A 1976 State Department memo names Posada Carriles as probable terrorist
An article published June 4 by El Nuevo Herald, under the headline “State Department Considered Posada Carriles as the Likely Author of Bombing of Cuban Airliner,” confirms what many have long suspected: that U.S. government agencies were not totally disassociated — at least by omission — from the so-called “Crime of Barbados,” a reference to the place where someone placed the bomb that destroyed Cubana Airlines’ Havana-bound Flight 455 on Oct. 6, 1976, killing all 73 people aboard.
Most of the victims were members of the Cuban youth fencing team.
According to El Herald, “a document unclassified on Wednesday [June 3] by the State Department, going back to 1976, shows concerns about CIA ties to extremist groups of Cuban exiles and considers Luis Posada Carriles as the most likely author of the bombing of a Cubana de Aviación airliner that year.”
The document, signed by Harold H. Saunders, director of the State Department’s Bureau of Intelligence and Investigation, and the Assistant Secretary of State for Interamerican Affairs, Harry W Shlaudeman, was sent to the then-Secretary of State Henry Kissinger.
However, the Herald article does not say if Secretary Kissinger ordered that the investigation be continued, despite the arguments cited by the two high-ranking officials who signed the memorandum.
Despite repeated charges and evidence presented by Cuba and Venezuela, and despite the investigation of the bombing conducted by Trinidad-Tobago police, Washington has never responded officially to bids for the extradition of Posada Carriles made by Venezuela, from where Posada escaped after the crime.
The United States also has ignored its obligation to comply with the Agreement for the Repression of Illicit Acts Against Civil Aviation Security (1971) and the International Convention for the Repression of Terrorist Attacks Committed with Bombs (1997), both of which it signed, by extraditing the defendant or trying him for that crime as if it had been committed in U.S. territory.
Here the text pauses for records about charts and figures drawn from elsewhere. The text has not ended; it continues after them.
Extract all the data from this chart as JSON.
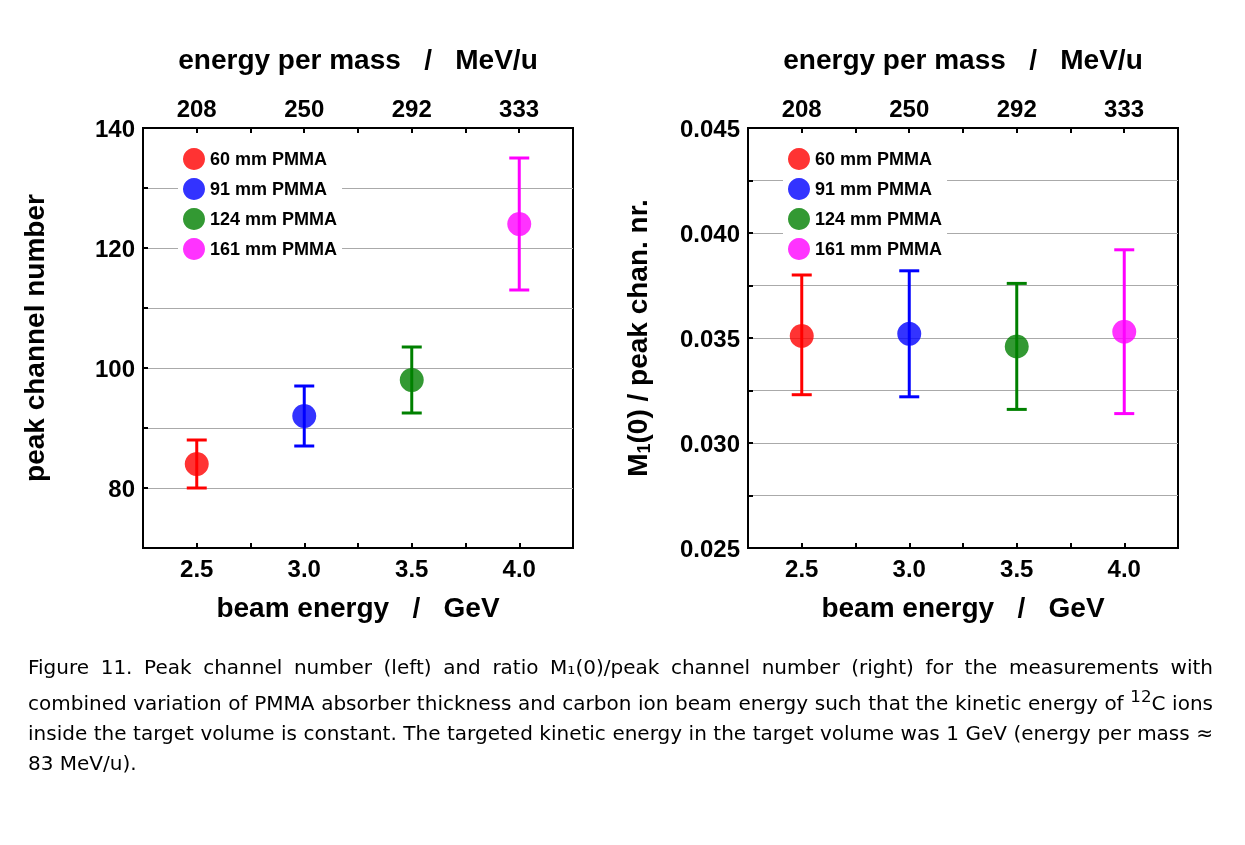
{
  "chart_data": [
    {
      "type": "scatter",
      "xlabel": "beam energy   /   GeV",
      "ylabel": "peak channel number",
      "x2label": "energy per mass   /   MeV/u",
      "xlim": [
        2.25,
        4.25
      ],
      "xticks": [
        {
          "value": 2.5,
          "label": "2.5"
        },
        {
          "value": 2.75,
          "label": null
        },
        {
          "value": 3,
          "label": "3.0"
        },
        {
          "value": 3.25,
          "label": null
        },
        {
          "value": 3.5,
          "label": "3.5"
        },
        {
          "value": 3.75,
          "label": null
        },
        {
          "value": 4,
          "label": "4.0"
        }
      ],
      "x2lim": [
        187.5,
        354.2
      ],
      "x2ticks": [
        {
          "value": 208.3,
          "label": "208"
        },
        {
          "value": 229.2,
          "label": null
        },
        {
          "value": 250,
          "label": "250"
        },
        {
          "value": 270.8,
          "label": null
        },
        {
          "value": 291.7,
          "label": "292"
        },
        {
          "value": 312.5,
          "label": null
        },
        {
          "value": 333.3,
          "label": "333"
        }
      ],
      "ylim": [
        70,
        140
      ],
      "yticks": [
        80,
        {
          "value": 90,
          "label": null
        },
        100,
        {
          "value": 110,
          "label": null
        },
        120,
        {
          "value": 130,
          "label": null
        },
        140
      ],
      "grid": "y",
      "legend": "top left",
      "marker": "circle",
      "series": [
        {
          "name": "60 mm PMMA",
          "color": "#ff0000",
          "x": [
            2.5
          ],
          "values": [
            84
          ],
          "errors": [
            [
              80,
              88
            ]
          ]
        },
        {
          "name": "91 mm PMMA",
          "color": "#0000ff",
          "x": [
            3
          ],
          "values": [
            92
          ],
          "errors": [
            [
              87,
              97
            ]
          ]
        },
        {
          "name": "124 mm PMMA",
          "color": "#008000",
          "x": [
            3.5
          ],
          "values": [
            98
          ],
          "errors": [
            [
              92.5,
              103.5
            ]
          ]
        },
        {
          "name": "161 mm PMMA",
          "color": "#ff00ff",
          "x": [
            4
          ],
          "values": [
            124
          ],
          "errors": [
            [
              113,
              135
            ]
          ]
        }
      ]
    },
    {
      "type": "scatter",
      "xlabel": "beam energy   /   GeV",
      "ylabel": "M$_{1}$(0) / peak chan. nr.",
      "x2label": "energy per mass   /   MeV/u",
      "xlim": [
        2.25,
        4.25
      ],
      "xticks": [
        {
          "value": 2.5,
          "label": "2.5"
        },
        {
          "value": 2.75,
          "label": null
        },
        {
          "value": 3,
          "label": "3.0"
        },
        {
          "value": 3.25,
          "label": null
        },
        {
          "value": 3.5,
          "label": "3.5"
        },
        {
          "value": 3.75,
          "label": null
        },
        {
          "value": 4,
          "label": "4.0"
        }
      ],
      "x2lim": [
        187.5,
        354.2
      ],
      "x2ticks": [
        {
          "value": 208.3,
          "label": "208"
        },
        {
          "value": 229.2,
          "label": null
        },
        {
          "value": 250,
          "label": "250"
        },
        {
          "value": 270.8,
          "label": null
        },
        {
          "value": 291.7,
          "label": "292"
        },
        {
          "value": 312.5,
          "label": null
        },
        {
          "value": 333.3,
          "label": "333"
        }
      ],
      "ylim": [
        0.025,
        0.045
      ],
      "yticks": [
        {
          "value": 0.025,
          "label": "0.025"
        },
        {
          "value": 0.0275,
          "label": null
        },
        {
          "value": 0.03,
          "label": "0.030"
        },
        {
          "value": 0.0325,
          "label": null
        },
        {
          "value": 0.035,
          "label": "0.035"
        },
        {
          "value": 0.0375,
          "label": null
        },
        {
          "value": 0.04,
          "label": "0.040"
        },
        {
          "value": 0.0425,
          "label": null
        },
        {
          "value": 0.045,
          "label": "0.045"
        }
      ],
      "grid": "y",
      "legend": "top left",
      "marker": "circle",
      "series": [
        {
          "name": "60 mm PMMA",
          "color": "#ff0000",
          "x": [
            2.5
          ],
          "values": [
            0.0351
          ],
          "errors": [
            [
              0.0323,
              0.038
            ]
          ]
        },
        {
          "name": "91 mm PMMA",
          "color": "#0000ff",
          "x": [
            3
          ],
          "values": [
            0.0352
          ],
          "errors": [
            [
              0.0322,
              0.0382
            ]
          ]
        },
        {
          "name": "124 mm PMMA",
          "color": "#008000",
          "x": [
            3.5
          ],
          "values": [
            0.0346
          ],
          "errors": [
            [
              0.0316,
              0.0376
            ]
          ]
        },
        {
          "name": "161 mm PMMA",
          "color": "#ff00ff",
          "x": [
            4
          ],
          "values": [
            0.0353
          ],
          "errors": [
            [
              0.0314,
              0.0392
            ]
          ]
        }
      ],
      "annotations": [
        "Figure 11. Peak channel number (left) and ratio M₁(0)/peak channel number (right) for the measurements with combined variation of PMMA absorber thickness and carbon ion beam energy such that the kinetic energy of $^{12}$C ions inside the target volume is constant. The targeted kinetic energy in the target volume was 1 GeV (energy per mass ≈ 83 MeV/u)."
      ]
    }
  ]
}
The only legal action taken by the U.S. Justice Department against Posada Carriles was to try him for entering the country illegally and for lying to federal authorities who interviewed him in relation to this case when he denied his participation in a campaign of bombings against tourist facilities in Havana. In one of those explosions, an Italian tourist was killed.
In an interview with two reporters from The New York Times, Posada admitted being the intellectual author of the attacks but later retracted his admission.
However, Salvadoran citizens Ernesto Raúl Cruz León and Otto René Rodríguez Llere, arrested and tried as material authors of several of those attacks, identified Posada as the man who hired them as mercenaries to plant bombs in Havana.
Peter Kornbluh, chief researcher at the National Security Archive of George Washington University, has tried for years to prove Posada Carriles’ intellectual authorship of the Barbados attack. He says that the CIA has never published an internal report about a meeting with Posada Carriles at which there was talk of staging an attack against a Cuban airliner.
According to Kornbluh, the new document once again “brings up the issue of how an international terrorist like Luis Posada Carriles can live happily in Miami.”